I began moving on whims. Six months in Boston, a year in Vermont, a year and a half in Boston, three months touring the country, five months in Boston, five months in Pieceofshitdeserttown, and another six months in Boston. All in all that's nearly three years of the last five that I've lived in Boston. No one will ever be able to say "You're a big fish in a small pond" to me here. I live in an ocean.

The problem with the ocean is that there are a startlingly high number of beautiful fish: marlins, coral angels, clownfish, heniochis, red volitan lions. I'm at best a minatus grouper. I stand out enough to get noticed, but I'm not the fish that either the tourists, the scientists or the anglers are looking for. Discarding the fish metaphor, I'm never surprised when someone expresses an interest in meeting me because of my writing or my personal ads,then stops e-mailing me after they've seen a pic.

Last night was an exercise in frustration. I've been writing about Ryan for the book, one of my geckos died, Timmy didn't work out, blah blah blah, depressing shit. So perhaps it wasn't a good time for me to be trolling for a date, but (insert deity here) I wanted to fuck the pain away.

Enter The Internet. I had a few e-mails from people who wanted to meet me, filed away in my inbox. I sent them replies, and placed an ad of my own. Among all the thirty-eight year old obese married guys who chose to ignore the "under thirty" that I placed not once but twice in the four sentence ad, was an e-mail from someone named James. James was my age. His picture was a face. A cute face but it could have been pasted on to any body. Whatever, I was depressed and horny. We made plans to meet around 11:30.
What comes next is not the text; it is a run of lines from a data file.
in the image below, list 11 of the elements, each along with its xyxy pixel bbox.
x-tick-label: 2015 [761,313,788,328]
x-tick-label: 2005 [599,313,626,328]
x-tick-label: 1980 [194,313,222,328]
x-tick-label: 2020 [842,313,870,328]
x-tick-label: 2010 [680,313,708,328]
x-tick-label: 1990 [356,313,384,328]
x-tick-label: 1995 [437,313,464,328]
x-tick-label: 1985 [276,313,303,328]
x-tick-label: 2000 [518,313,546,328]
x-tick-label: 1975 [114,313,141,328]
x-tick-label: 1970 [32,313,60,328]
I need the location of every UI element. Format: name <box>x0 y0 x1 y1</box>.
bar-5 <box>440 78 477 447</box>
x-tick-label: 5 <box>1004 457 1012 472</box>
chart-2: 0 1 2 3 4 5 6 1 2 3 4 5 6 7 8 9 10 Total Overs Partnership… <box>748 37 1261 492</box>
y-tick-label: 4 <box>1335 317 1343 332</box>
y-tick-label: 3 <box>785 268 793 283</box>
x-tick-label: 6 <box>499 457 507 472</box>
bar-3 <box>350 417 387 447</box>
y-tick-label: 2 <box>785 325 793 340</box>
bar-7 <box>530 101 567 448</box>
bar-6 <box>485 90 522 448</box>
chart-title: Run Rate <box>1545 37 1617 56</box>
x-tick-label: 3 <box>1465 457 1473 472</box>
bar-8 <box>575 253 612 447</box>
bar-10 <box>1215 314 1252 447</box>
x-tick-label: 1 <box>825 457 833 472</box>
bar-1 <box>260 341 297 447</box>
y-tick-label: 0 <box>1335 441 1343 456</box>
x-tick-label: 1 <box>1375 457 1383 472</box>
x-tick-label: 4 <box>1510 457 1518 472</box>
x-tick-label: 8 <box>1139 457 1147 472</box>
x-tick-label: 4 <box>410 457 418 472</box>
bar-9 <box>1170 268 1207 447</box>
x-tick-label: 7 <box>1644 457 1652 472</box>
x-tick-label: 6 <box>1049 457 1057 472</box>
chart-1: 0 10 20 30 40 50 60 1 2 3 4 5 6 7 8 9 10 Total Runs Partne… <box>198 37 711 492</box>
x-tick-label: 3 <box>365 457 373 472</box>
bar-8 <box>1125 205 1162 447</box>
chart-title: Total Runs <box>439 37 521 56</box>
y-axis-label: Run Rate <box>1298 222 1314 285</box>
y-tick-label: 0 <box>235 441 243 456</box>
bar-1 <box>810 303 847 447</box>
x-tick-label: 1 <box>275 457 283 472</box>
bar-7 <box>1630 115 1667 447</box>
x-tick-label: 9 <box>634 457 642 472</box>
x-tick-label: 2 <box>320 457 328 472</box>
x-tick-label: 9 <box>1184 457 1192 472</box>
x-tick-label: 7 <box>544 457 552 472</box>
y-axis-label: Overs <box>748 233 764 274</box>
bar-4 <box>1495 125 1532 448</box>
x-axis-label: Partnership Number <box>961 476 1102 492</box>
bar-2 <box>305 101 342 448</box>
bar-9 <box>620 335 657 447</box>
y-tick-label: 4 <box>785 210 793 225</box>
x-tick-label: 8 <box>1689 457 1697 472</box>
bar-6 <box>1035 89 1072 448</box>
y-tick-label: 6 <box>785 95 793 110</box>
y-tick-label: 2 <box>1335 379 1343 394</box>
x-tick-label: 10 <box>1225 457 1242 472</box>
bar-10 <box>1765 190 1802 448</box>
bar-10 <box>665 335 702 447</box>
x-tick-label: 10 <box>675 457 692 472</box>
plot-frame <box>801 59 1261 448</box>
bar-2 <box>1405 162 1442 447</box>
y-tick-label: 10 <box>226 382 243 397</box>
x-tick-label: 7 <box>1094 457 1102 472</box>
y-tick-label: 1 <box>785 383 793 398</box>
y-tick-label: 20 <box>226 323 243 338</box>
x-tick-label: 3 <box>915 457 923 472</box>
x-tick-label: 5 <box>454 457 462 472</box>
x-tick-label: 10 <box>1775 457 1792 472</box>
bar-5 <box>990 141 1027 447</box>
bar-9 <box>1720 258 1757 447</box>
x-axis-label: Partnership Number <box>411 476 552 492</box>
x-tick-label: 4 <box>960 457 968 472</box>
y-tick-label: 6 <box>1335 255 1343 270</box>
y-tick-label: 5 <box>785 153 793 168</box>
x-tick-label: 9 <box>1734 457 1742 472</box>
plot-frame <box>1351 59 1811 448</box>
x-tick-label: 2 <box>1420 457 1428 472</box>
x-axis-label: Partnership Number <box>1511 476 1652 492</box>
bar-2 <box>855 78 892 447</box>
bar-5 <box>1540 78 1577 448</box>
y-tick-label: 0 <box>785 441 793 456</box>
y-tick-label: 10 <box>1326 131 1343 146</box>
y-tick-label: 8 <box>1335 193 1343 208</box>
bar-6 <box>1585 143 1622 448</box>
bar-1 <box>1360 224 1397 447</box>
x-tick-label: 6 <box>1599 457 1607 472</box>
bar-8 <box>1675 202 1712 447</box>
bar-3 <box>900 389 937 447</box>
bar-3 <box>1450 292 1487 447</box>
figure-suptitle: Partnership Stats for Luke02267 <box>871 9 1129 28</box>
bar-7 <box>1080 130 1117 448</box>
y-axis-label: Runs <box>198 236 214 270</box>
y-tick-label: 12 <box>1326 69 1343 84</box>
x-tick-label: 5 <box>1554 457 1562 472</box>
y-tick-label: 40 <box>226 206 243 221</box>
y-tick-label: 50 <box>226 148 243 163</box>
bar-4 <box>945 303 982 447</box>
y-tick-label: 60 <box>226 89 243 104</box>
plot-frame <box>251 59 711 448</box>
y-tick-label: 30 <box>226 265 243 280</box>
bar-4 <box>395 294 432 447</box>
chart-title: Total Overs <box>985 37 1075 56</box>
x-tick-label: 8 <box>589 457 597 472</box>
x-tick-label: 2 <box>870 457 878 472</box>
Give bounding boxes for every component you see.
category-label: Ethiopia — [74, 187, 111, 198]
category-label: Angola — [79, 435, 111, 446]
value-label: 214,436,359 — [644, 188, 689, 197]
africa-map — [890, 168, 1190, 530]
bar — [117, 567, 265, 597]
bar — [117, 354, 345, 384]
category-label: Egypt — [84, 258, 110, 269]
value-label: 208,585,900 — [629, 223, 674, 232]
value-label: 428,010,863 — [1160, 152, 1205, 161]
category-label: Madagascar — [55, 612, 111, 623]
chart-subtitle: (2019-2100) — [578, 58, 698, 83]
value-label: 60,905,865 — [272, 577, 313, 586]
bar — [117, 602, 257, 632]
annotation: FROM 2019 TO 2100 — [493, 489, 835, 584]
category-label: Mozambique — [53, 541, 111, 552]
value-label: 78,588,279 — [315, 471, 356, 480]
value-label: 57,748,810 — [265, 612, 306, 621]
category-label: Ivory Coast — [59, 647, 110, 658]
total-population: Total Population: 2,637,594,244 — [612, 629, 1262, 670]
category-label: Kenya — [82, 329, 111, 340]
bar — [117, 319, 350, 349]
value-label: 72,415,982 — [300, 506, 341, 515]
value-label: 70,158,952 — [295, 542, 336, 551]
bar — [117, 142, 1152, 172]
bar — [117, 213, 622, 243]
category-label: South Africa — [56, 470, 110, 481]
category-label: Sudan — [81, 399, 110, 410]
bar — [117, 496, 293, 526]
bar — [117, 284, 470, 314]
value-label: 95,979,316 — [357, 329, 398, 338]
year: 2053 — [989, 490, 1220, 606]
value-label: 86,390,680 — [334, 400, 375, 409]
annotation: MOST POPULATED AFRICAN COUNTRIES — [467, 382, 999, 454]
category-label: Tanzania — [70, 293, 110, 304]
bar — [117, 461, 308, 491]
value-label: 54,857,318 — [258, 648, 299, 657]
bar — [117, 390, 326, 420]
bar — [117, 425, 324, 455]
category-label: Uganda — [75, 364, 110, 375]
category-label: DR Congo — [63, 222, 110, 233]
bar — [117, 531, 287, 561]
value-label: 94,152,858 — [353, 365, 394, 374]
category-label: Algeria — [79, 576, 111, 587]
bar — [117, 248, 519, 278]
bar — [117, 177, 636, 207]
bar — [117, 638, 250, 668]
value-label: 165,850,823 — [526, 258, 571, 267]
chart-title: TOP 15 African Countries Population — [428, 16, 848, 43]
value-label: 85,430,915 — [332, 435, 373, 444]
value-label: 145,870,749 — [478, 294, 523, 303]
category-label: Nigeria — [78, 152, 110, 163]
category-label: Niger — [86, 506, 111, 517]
At 11:00 I got an e-mail from someone I'd been interested in for a long time, Ethan. Ethan was Colombian. His pic suggested he was slightly chubby and a shy, fairly masculine guy. In short, perfect. Also, he'd known what I looked like for a month or so, and he thought I was cute. Booya.

Ethan's roommate was out of town, and he was horny. I e-mailed James a bullshit excuse why I couldn't meet, showered, grabbed some condoms and lube and headed down the street to Ethan's house. Down the street.

It's been a long time since I've gone to someone else's house for sex. Since the night I started this journal, to be exact. My record on going to people's houses for sex is poor. This is why I prefer to host. Last night, hosting was not an option, so I trekked over to Ethan's house.

Ethan was not a slightly chubby, shy, fairly masculine Colombian. Unlike certain Pakistanis, he hadn't lied to me, he'd just lost some weight since the photograph, and become, for lack of a better term, gayer. My gaydar has very limited range, but even I could tell from the moment that he opened the door that he would have a Madonna poster in his room. I don't know what he does for a living, but I imagine it involves flowers, choreography, or a pair of scissors. Not exactly my type socially, but the boy was hot.

We walked up to his bedroom, where we sat down on his bed. The next two minutes were a blur. We talked about how his little brother was living in Pieceofshitdeserttown, how disillusioned he was with "the gay scene," how he was really glad we'd finally gotten together.

This was the moment of the film where everything turns around for the hero. After a particularly tragic time involving lots of rain and tear-stained introspective brooding, the main character meets someone he finally clicks with. Fuck you, Timmy. I'm so over you, Elvis. Look at this extremely hot guy who likes me for my looks and my personality. I'm going to fuck all the ghosts away.

Camera zooms in on the protagonist and his love/lust interest. They are sitting together on the bed. Both are smiling. The camera pulls in tight on the love interest's lips as he says "The vibe is all wrong." Pan out. Protagonist is clearly rattled. "You should leave."